À Arles, Actes Sud, l’éditeur qui a raflé le Nobel et le Goncourt en 2015, a créé “L’école du domaine du possible”. Les élèves ne sont pas notés et n’ont pas de manuels.
L’éditeur
Actes Sud a une définition bien à lui de l’école. C’est un lieu qui
doit permettre à l’élève de «devenir un être épanoui, créatif, autonome,
libre et responsable, ayant acquis la confiance en soi et en l’autre,
pour agir dans un monde où il aura envie de vivre». Et depuis la
dernière rentrée de septembre, cette école, où on apprend aussi le
bonheur, existe. Elle se trouve dans la chapelle du Méjan, un ancien
temple romain, au cœur même du fief arlésien d’Actes Sud. Au bout d’un
dédale d’escaliers, de coins et de recoins où la boussole est
indispensable pour trouver son chemin. Un chemin de culture, jalonnés de
milliers de livres dont on se demande si au fond ce ne sont pas eux les
véritables maîtres des lieux. Autour de ces empilements d’ouvrages, des
gens s’affairent, comme à leur service.
Cette école, Françoise
Nyssen et son mari Jean-Paul Capitani, qui dirigent Actes Sud, l’ont
créée après en avoir rêvée. Ici ni notes ni manuels scolaires, mais un
projet pédagogique basé sur les apprentissages. Ceux de la citoyenneté,
de la vie en groupe, du respect, du dialogue, du jardinage, de
l’équitation, de la musique, de la littérature, et même du tricotage,
une activité qui serait bénéfique à l’agilité mentale.

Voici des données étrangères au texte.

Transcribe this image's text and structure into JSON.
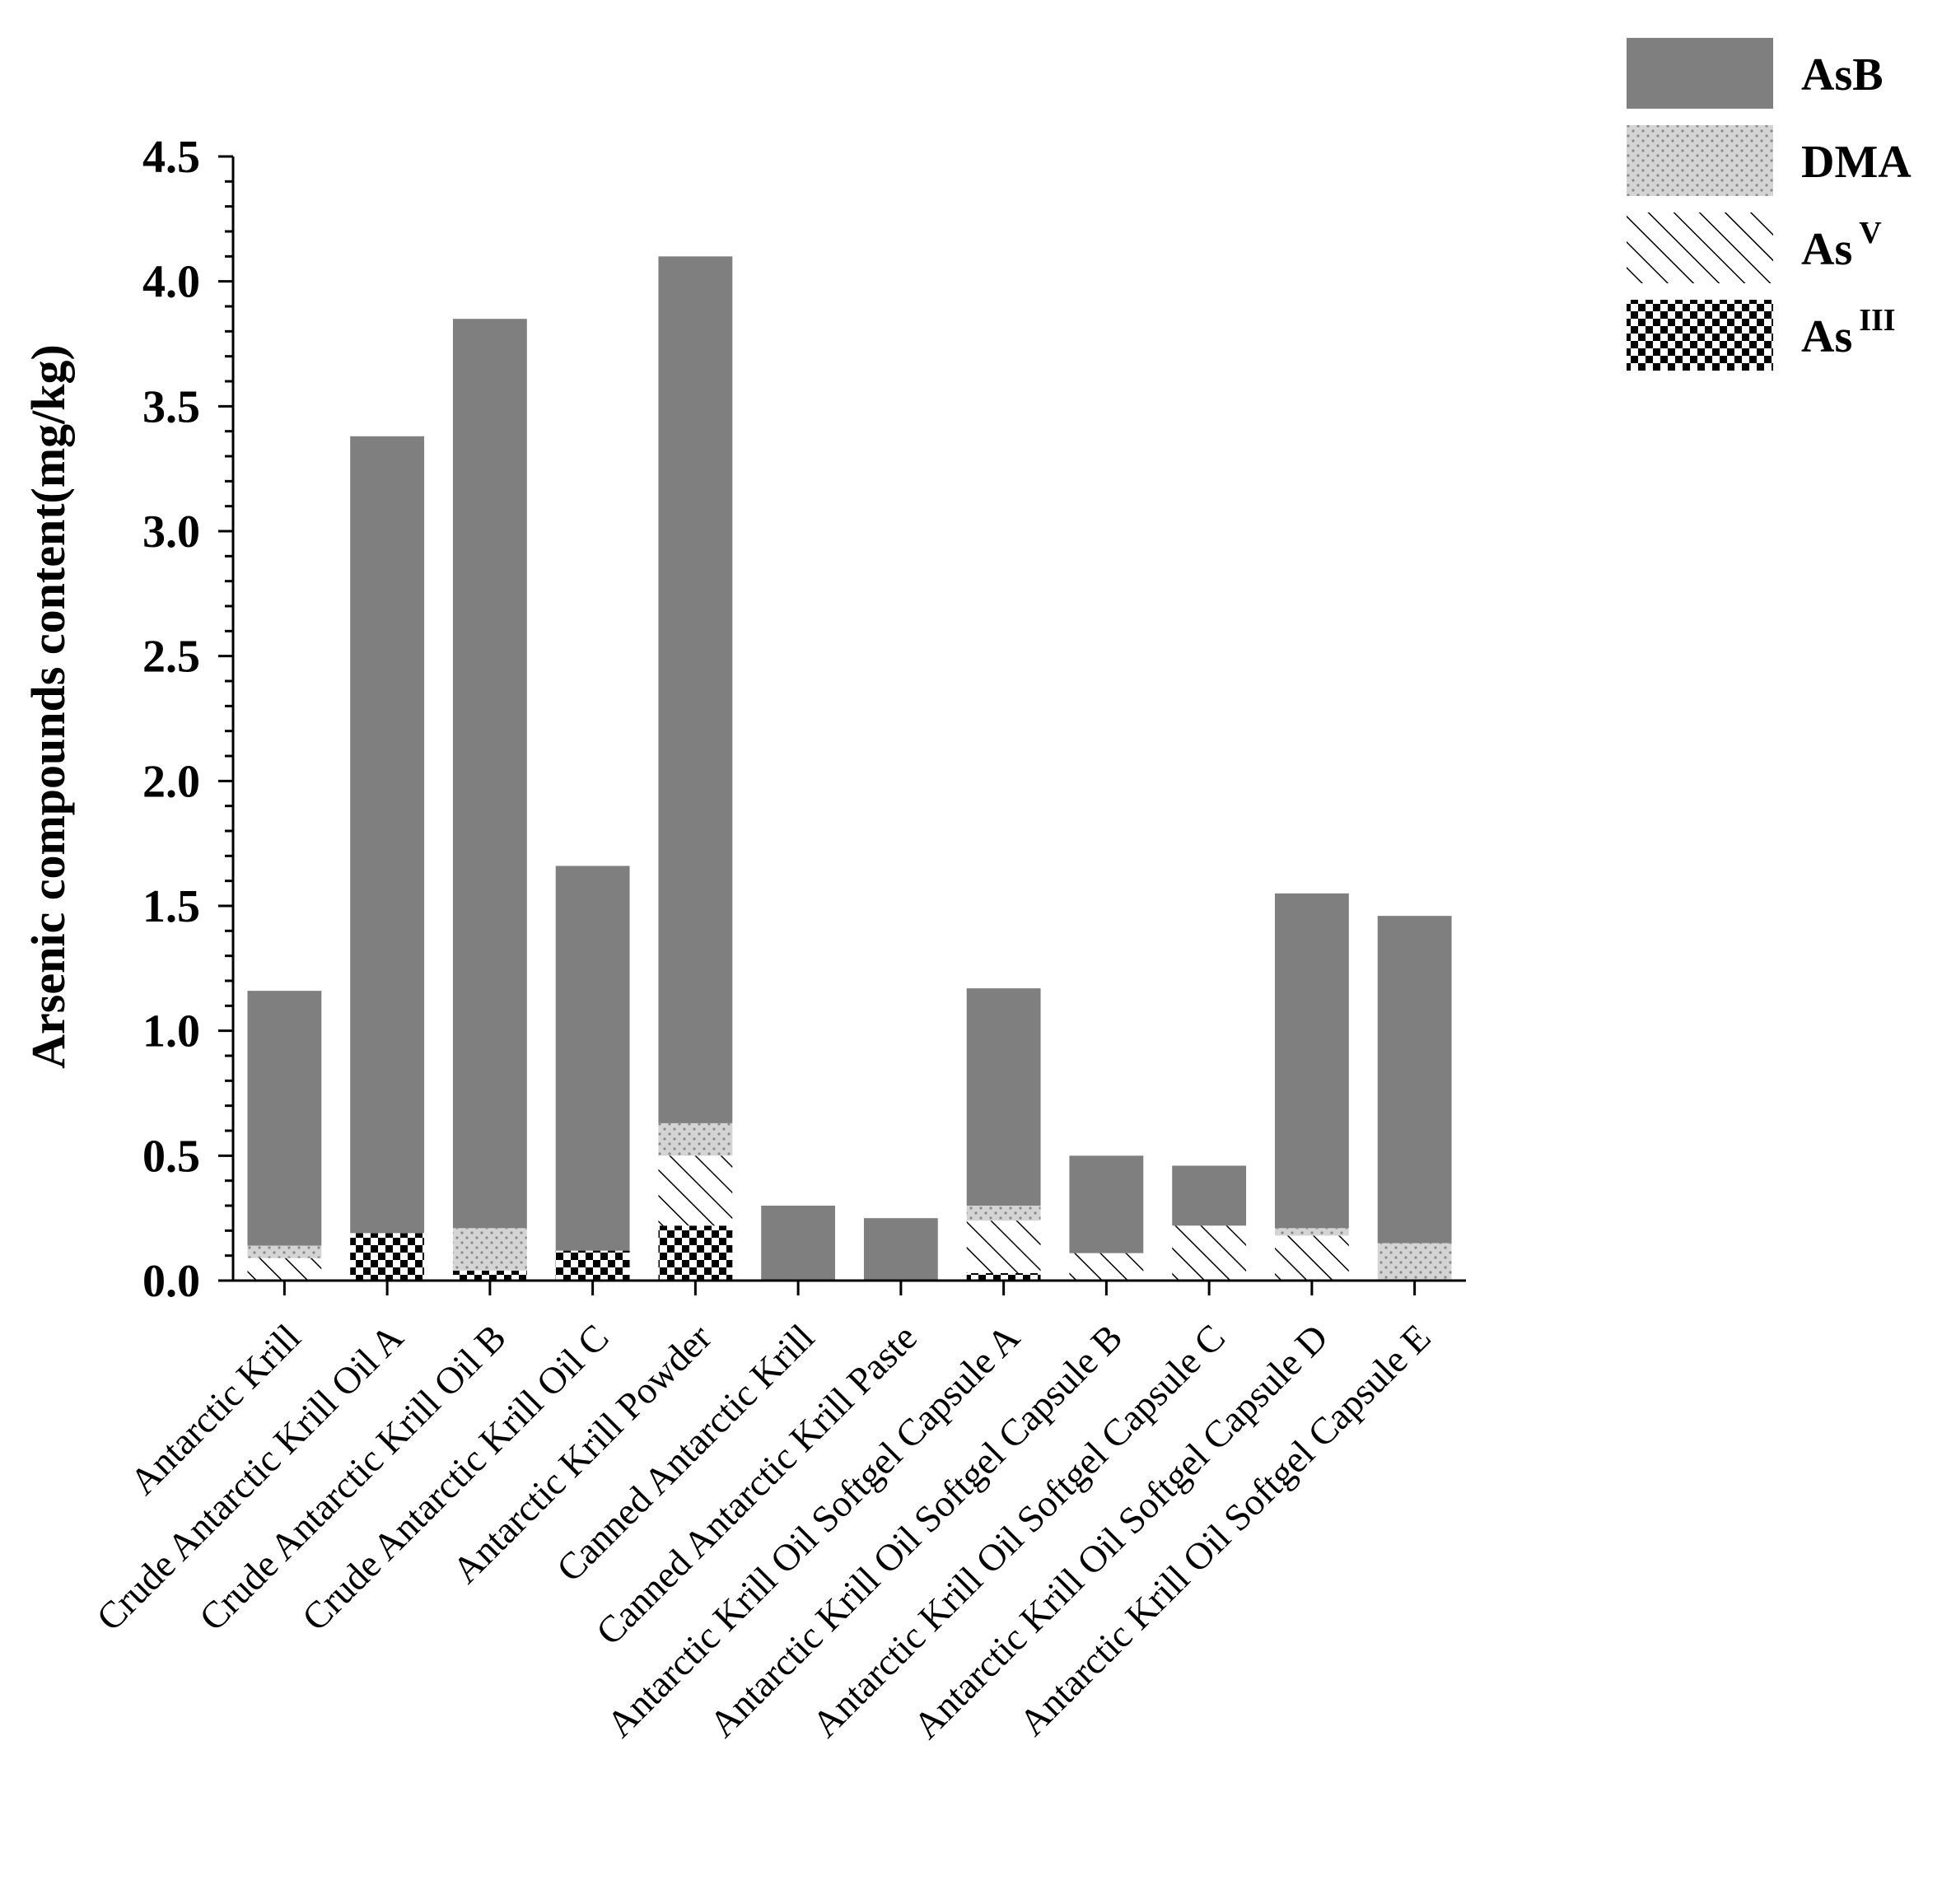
{
  "chart_data": {
    "type": "bar",
    "stacked": true,
    "title": "",
    "xlabel": "",
    "ylabel": "Arsenic compounds content(mg/kg)",
    "ylim": [
      0,
      4.5
    ],
    "yticks": [
      "0.0",
      "0.5",
      "1.0",
      "1.5",
      "2.0",
      "2.5",
      "3.0",
      "3.5",
      "4.0",
      "4.5"
    ],
    "legend_position": "top-right",
    "categories": [
      "Antarctic Krill",
      "Crude Antarctic Krill Oil A",
      "Crude Antarctic Krill Oil B",
      "Crude Antarctic Krill Oil C",
      "Antarctic Krill Powder",
      "Canned Antarctic Krill",
      "Canned Antarctic Krill Paste",
      "Antarctic Krill Oil Softgel Capsule A",
      "Antarctic Krill Oil Softgel Capsule B",
      "Antarctic Krill Oil Softgel Capsule C",
      "Antarctic Krill Oil Softgel Capsule D",
      "Antarctic Krill Oil Softgel Capsule E"
    ],
    "series": [
      {
        "name": "AsIII",
        "label_base": "As",
        "label_sup": "III",
        "pattern": "checker",
        "values": [
          0,
          0.19,
          0.04,
          0.12,
          0.22,
          0,
          0,
          0.03,
          0,
          0,
          0,
          0
        ]
      },
      {
        "name": "AsV",
        "label_base": "As",
        "label_sup": "V",
        "pattern": "hatch",
        "values": [
          0.09,
          0,
          0,
          0,
          0.28,
          0,
          0,
          0.21,
          0.11,
          0.22,
          0.18,
          0
        ]
      },
      {
        "name": "DMA",
        "label_base": "DMA",
        "label_sup": "",
        "pattern": "dots",
        "values": [
          0.05,
          0,
          0.17,
          0,
          0.13,
          0,
          0,
          0.06,
          0,
          0,
          0.03,
          0.15
        ]
      },
      {
        "name": "AsB",
        "label_base": "AsB",
        "label_sup": "",
        "pattern": "solid",
        "values": [
          1.02,
          3.19,
          3.64,
          1.54,
          3.47,
          0.3,
          0.25,
          0.87,
          0.39,
          0.24,
          1.34,
          1.31
        ]
      }
    ],
    "legend_order": [
      "AsB",
      "DMA",
      "AsV",
      "AsIII"
    ]
  },
  "colors": {
    "asb_fill": "#7f7f7f",
    "dma_fill": "#d4d4d4",
    "dma_dot": "#8a8a8a",
    "hatch_line": "#000000",
    "checker_dark": "#000000",
    "axis": "#000000"
  }
}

31 élèves de 8 à 14 ans répartis en deux classes
Évidemment,
Henri Dahan, le directeur pédagogique, et les enseignants ne font pas
l’impasse sur ce qu’ils appellent les "disciplines académiques” (maths,
sciences, histoire, français...). Mais avec leur façon de faire. Par
périodes et par projets. Exemple : trois semaines de cours de géométrie
deux heures par jour avec le même prof, puis pareil pour l’histoire,
l’anglais, l’allemand... et ainsi de suite. Mais tous les ajustements
sont possibles, s’ils sont fondés, car rien n’est figé dans ce qui
pourrait s’apparenter à un corpus gravé dans la pierre.
Ce lieu,
baptisé “L’école du domaine du possible”, accueille 31 élèves âgés de 8 à
14 ans. Scindés en deux classes, une primaire et une secondaire, ils
ont cours de 8 h 30 à 18 heures et déjeunent sur place. Des produits
locaux et du bio. Chaque jour, ils vont aussi dorloter un jardin potager
et monter à cheval. Avec les animaux, les enfants évoluent dans une
sphère de l’intime qui privilégie la “relation” à la “compréhension”.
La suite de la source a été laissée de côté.